Normalmente, eu atendo minha alta franquia para o ano inteiro apenas alguns dias antes de janeiro, e meu plano de prescrição só é possível através de um plano de seguro médico muito caro. Sem mencionar o alto custo que tenho que pagar pelos medicamentos que meu plano de seguro não cobre.

É assim que se trata de saúde “excelente” nos Estados Unidos.

Simplificando: sobreviver neste país costuma ser muito caro.

Eu digo isso como alguém com imenso privilégio de ser uma mulher branca, cisgênero e heterossexual. Digo isso como alguém com privilégios socioeconômicos que pode navegar no sistema médico e contar com o apoio da família. Digo isso como alguém que tem o privilégio de um diagnóstico firme.

Eu não estaria vivo sem esses medicamentos. Mas como eu poderia, apesar dos privilégios mencionados acima, pagar por eles sem seguro?

Não é apenas uma má política moral privar os americanos de saúde e outros direitos básicos. É uma política fiscal deficiente.

É mais caro ter uma população mais doente que exige intervenções de emergência mais caras do que ter um capitalismo compassivo que eleva os que estão em pior situação neste país com medidas preventivas.

É mais caro ter uma grande parte da sociedade doente demais para trabalhar do que enaltecer a nossa. As revogações são em nome da economia de custos, o que contradiz as evidências e a ciência: é mais caro restringir o acesso a cuidados de saúde de qualidade.

Os resultados para aqueles com doenças preexistentes dependem de cuidados de saúde de qualidade e um sistema de saúde destruído resultará em uma América mais doente e mais cara.

Espero que honremos o legado de RBG

Meus sentimentos sobre a morte de RGB são complexos e contêm uma nuance que sei que é espelhado naqueles que também fazem parte de grupos sub-representados. Não fiquei, e não estou, devastado como muitos que a idolatraram.

A dor deles é real, mas tento não idolatrar ninguém. É injusto desumanizar uma pessoa dessa forma.

A canonização mina o bem que fazemos em nossas vidas e apaga os danos que causamos. RBG se agarrou ao fio do bem que existia em nosso governo que protegia alguns dos menos representados, embora não conseguisse proteger a todos nós.

Não deveria caber a um doente, muito menos um homem de 87 anos com câncer terminal, para impedir nosso sistema judiciário decadente.

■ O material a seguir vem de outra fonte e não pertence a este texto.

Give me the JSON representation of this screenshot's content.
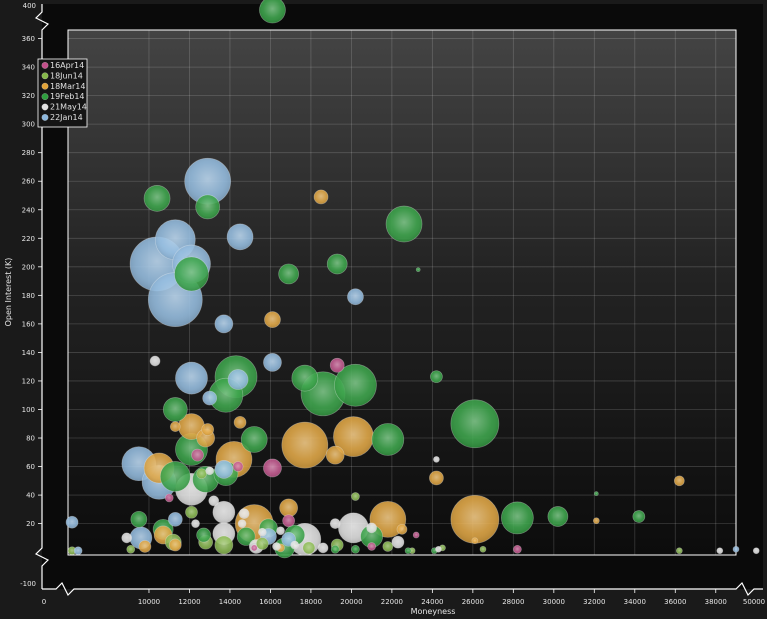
{
  "chart_data": {
    "type": "scatter",
    "subtype": "bubble",
    "xlabel": "Moneyness",
    "ylabel": "Open Interest (K)",
    "xlim": [
      6000,
      39000
    ],
    "ylim": [
      -2,
      366
    ],
    "x_ticks": [
      10000,
      12000,
      14000,
      16000,
      18000,
      20000,
      22000,
      24000,
      26000,
      28000,
      30000,
      32000,
      34000,
      36000,
      38000
    ],
    "y_ticks": [
      20,
      40,
      60,
      80,
      100,
      120,
      140,
      160,
      180,
      200,
      220,
      240,
      260,
      280,
      300,
      320,
      340,
      360
    ],
    "outer_labels": {
      "y_top": "400",
      "y_bottom": "-100",
      "x_left": "0",
      "x_right": "50000"
    },
    "grid": true,
    "legend_position": "top-left",
    "series": [
      {
        "name": "16Apr14",
        "color": "#c2508a",
        "points": [
          [
            16100,
            59,
            9
          ],
          [
            19300,
            131,
            7
          ],
          [
            16900,
            22,
            6
          ],
          [
            14400,
            60,
            5
          ],
          [
            12400,
            68,
            6
          ],
          [
            21000,
            4,
            4
          ],
          [
            28200,
            2,
            4
          ],
          [
            23200,
            12,
            3
          ],
          [
            11000,
            38,
            4
          ],
          [
            15200,
            3,
            3
          ]
        ]
      },
      {
        "name": "18Jun14",
        "color": "#86b84a",
        "points": [
          [
            12100,
            28,
            6
          ],
          [
            11200,
            7,
            8
          ],
          [
            13700,
            5,
            9
          ],
          [
            12800,
            7,
            7
          ],
          [
            15600,
            6,
            6
          ],
          [
            17900,
            3,
            6
          ],
          [
            19300,
            5,
            6
          ],
          [
            20200,
            39,
            4
          ],
          [
            21800,
            4,
            5
          ],
          [
            23000,
            1,
            3
          ],
          [
            36200,
            1,
            3
          ],
          [
            9100,
            2,
            4
          ],
          [
            6200,
            1,
            4
          ],
          [
            24500,
            3,
            3
          ],
          [
            26500,
            2,
            3
          ],
          [
            12600,
            55,
            5
          ]
        ]
      },
      {
        "name": "18Mar14",
        "color": "#e0a238",
        "points": [
          [
            17700,
            75,
            23
          ],
          [
            20100,
            81,
            20
          ],
          [
            15200,
            20,
            19
          ],
          [
            26100,
            23,
            24
          ],
          [
            21800,
            23,
            18
          ],
          [
            12100,
            88,
            13
          ],
          [
            14200,
            65,
            18
          ],
          [
            10500,
            59,
            15
          ],
          [
            19200,
            68,
            9
          ],
          [
            18500,
            249,
            7
          ],
          [
            16100,
            163,
            8
          ],
          [
            24200,
            52,
            7
          ],
          [
            36200,
            50,
            5
          ],
          [
            16900,
            31,
            9
          ],
          [
            10700,
            12,
            9
          ],
          [
            14500,
            91,
            6
          ],
          [
            12800,
            80,
            9
          ],
          [
            12900,
            86,
            6
          ],
          [
            11300,
            5,
            6
          ],
          [
            9800,
            4,
            6
          ],
          [
            22500,
            16,
            5
          ],
          [
            11300,
            88,
            5
          ],
          [
            32100,
            22,
            3
          ],
          [
            16500,
            3,
            4
          ],
          [
            26100,
            8,
            3
          ]
        ]
      },
      {
        "name": "19Feb14",
        "color": "#2e9e3e",
        "points": [
          [
            16100,
            380,
            13
          ],
          [
            10400,
            248,
            13
          ],
          [
            12900,
            242,
            12
          ],
          [
            22600,
            230,
            18
          ],
          [
            19300,
            202,
            10
          ],
          [
            16900,
            195,
            10
          ],
          [
            12100,
            195,
            17
          ],
          [
            14300,
            123,
            21
          ],
          [
            11300,
            100,
            12
          ],
          [
            13800,
            110,
            17
          ],
          [
            17700,
            122,
            13
          ],
          [
            18600,
            111,
            22
          ],
          [
            20200,
            117,
            21
          ],
          [
            21800,
            79,
            16
          ],
          [
            26100,
            90,
            24
          ],
          [
            24200,
            123,
            6
          ],
          [
            28200,
            24,
            16
          ],
          [
            30200,
            25,
            10
          ],
          [
            34200,
            25,
            6
          ],
          [
            15200,
            79,
            13
          ],
          [
            12100,
            72,
            16
          ],
          [
            11300,
            53,
            15
          ],
          [
            12800,
            51,
            13
          ],
          [
            13800,
            55,
            12
          ],
          [
            10700,
            16,
            10
          ],
          [
            9500,
            23,
            8
          ],
          [
            15900,
            17,
            9
          ],
          [
            17200,
            12,
            10
          ],
          [
            21000,
            11,
            11
          ],
          [
            19200,
            2,
            4
          ],
          [
            22800,
            1,
            3
          ],
          [
            24100,
            1,
            3
          ],
          [
            20200,
            2,
            4
          ],
          [
            16700,
            3,
            10
          ],
          [
            14800,
            11,
            9
          ],
          [
            12700,
            12,
            7
          ],
          [
            23300,
            198,
            2
          ],
          [
            32100,
            41,
            2
          ]
        ]
      },
      {
        "name": "21May14",
        "color": "#e2e2e2",
        "points": [
          [
            12100,
            44,
            16
          ],
          [
            17700,
            9,
            16
          ],
          [
            20100,
            17,
            15
          ],
          [
            13700,
            13,
            11
          ],
          [
            13700,
            28,
            11
          ],
          [
            15300,
            4,
            7
          ],
          [
            18600,
            3,
            5
          ],
          [
            19200,
            20,
            5
          ],
          [
            22300,
            7,
            6
          ],
          [
            21000,
            17,
            5
          ],
          [
            14700,
            27,
            5
          ],
          [
            8900,
            10,
            5
          ],
          [
            10300,
            134,
            5
          ],
          [
            13000,
            57,
            4
          ],
          [
            12300,
            20,
            4
          ],
          [
            14600,
            20,
            4
          ],
          [
            13200,
            36,
            5
          ],
          [
            24200,
            65,
            3
          ],
          [
            24300,
            2,
            3
          ],
          [
            17200,
            5,
            4
          ],
          [
            15600,
            14,
            4
          ],
          [
            16300,
            4,
            4
          ],
          [
            16500,
            15,
            4
          ],
          [
            38200,
            1,
            3
          ],
          [
            40000,
            1,
            3
          ]
        ]
      },
      {
        "name": "22Jan14",
        "color": "#8db8de",
        "points": [
          [
            10400,
            202,
            27
          ],
          [
            11300,
            177,
            27
          ],
          [
            11300,
            219,
            20
          ],
          [
            12900,
            260,
            23
          ],
          [
            12100,
            202,
            19
          ],
          [
            14500,
            221,
            13
          ],
          [
            13700,
            160,
            9
          ],
          [
            20200,
            179,
            8
          ],
          [
            12100,
            122,
            16
          ],
          [
            14400,
            121,
            10
          ],
          [
            16100,
            133,
            9
          ],
          [
            13000,
            108,
            7
          ],
          [
            9500,
            62,
            17
          ],
          [
            10500,
            49,
            17
          ],
          [
            13700,
            58,
            9
          ],
          [
            9600,
            10,
            11
          ],
          [
            15900,
            11,
            8
          ],
          [
            16900,
            9,
            7
          ],
          [
            6200,
            21,
            6
          ],
          [
            11300,
            23,
            7
          ],
          [
            6500,
            1,
            4
          ],
          [
            39000,
            2,
            3
          ]
        ]
      }
    ]
  }
}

Durante a cerimônia em memória da falecida justiça, o rabino Lauren Holtzblatt falou sobre a relação de RBG com “tzedek, tzedek tirdof”, que significa “justiça, justiça você deve buscar” em hebraico.

Com A morte de RBG, há mais clareza sobre o sistema em falha. Ouvimos aqueles cujas experiências ainda são difíceis, independentemente de suas decisões, e vemos até onde temos que ir.

Ouvimos advogados de pacientes e especialistas médicos e vemos como nossa situação pode se tornar muito mais perigosa, e nós combine essa informação com a motivação para fazer melhor para ver o caminho a seguir.

Não precisamos voltar para onde estávamos, mas também podemos evitar que as coisas piorem. Nesse trabalho, que sua memória seja uma bênção.